Likewise, at WSU, the union is asking management to retain “Teaching Focused Roles and Career Development Fellowships,” falsely claiming that these “have a proven track-record of stemming casualisation.” In reality, the academics in these posts are subjected to huge workloads, low pay and poor conditions, while casualisation has continued to mushroom.
At WSU, both the NTEU and the CPSU are also helping management to inflict hundreds of administrative job cuts, including the retrenchment of all 41 security officers. Far from fighting job destruction, in which staff members are being forced to compete against each other to retain their own jobs, often at lower pay scales, the unions are proposing measures to stifle opposition by extending supposed “redeployment” opportunities and protecting current pay levels for limited periods.
While pushing through further retrograde EBAs, the NTEU is stepping up its promotion of the return of a Labor government as a supposed alternative to the current Liberal-National Coalition. In the union’s annual report, general secretary McCulloch was explicit. He stated: “[O]nly our organised workplace power can guarantee that a future Labor government will legislate to ensure that the current power imbalance between employers and unions is reset.”
This sums up the unions’ role in tying their members to the corporate agenda of the Labor Party and the entire framework of the exploitation of university staff for profit. Historically, it has been Labor governments that have spearheaded the transformation of universities into “edu-businesses,” from reintroducing student fees in the 1980s to the Rudd-Gillard “education revolution,” which has compelled universities to compete with each other for their “market share” of lucrative enrolments. The last NTEU and Greens-backed Labor government slashed some $3 billion from university budgets.
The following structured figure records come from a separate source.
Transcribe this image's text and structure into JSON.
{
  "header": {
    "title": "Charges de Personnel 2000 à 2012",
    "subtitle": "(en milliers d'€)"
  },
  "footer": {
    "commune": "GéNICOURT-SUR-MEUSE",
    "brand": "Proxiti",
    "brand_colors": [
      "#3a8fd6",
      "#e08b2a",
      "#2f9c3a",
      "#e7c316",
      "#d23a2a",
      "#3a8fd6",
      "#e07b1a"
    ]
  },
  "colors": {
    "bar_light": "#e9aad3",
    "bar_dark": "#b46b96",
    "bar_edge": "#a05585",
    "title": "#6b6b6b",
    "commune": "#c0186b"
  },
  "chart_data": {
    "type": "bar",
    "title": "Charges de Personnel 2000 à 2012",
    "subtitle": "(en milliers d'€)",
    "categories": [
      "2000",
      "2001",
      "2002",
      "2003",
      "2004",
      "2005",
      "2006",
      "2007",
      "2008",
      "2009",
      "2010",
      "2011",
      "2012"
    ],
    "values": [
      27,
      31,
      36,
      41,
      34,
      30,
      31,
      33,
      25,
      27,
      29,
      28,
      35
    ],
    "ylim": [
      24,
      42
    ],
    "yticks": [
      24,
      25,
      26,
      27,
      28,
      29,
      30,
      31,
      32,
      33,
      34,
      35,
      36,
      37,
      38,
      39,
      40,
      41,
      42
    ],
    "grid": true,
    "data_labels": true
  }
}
At the UTS and WSU stopwork events, Socialist Equality Party supporters will call for a political rebellion against the NTEU’s reactionary political and industrial agenda. We will move the following resolution:
“That this meeting opposes the NTEU sell-out at the University of Sydney and calls for a unified fight by university workers nationally against the Liberal-National government’s cuts, and to overturn all the previous cuts imposed by both Labor and Coalition governments over the past four decades. We demand that billions of dollars be poured into education at all levels, from pre-school to tertiary, to guarantee the social right of all young people to a free, first-class education and the social right of all staff to decent, well-paid and secure positions.”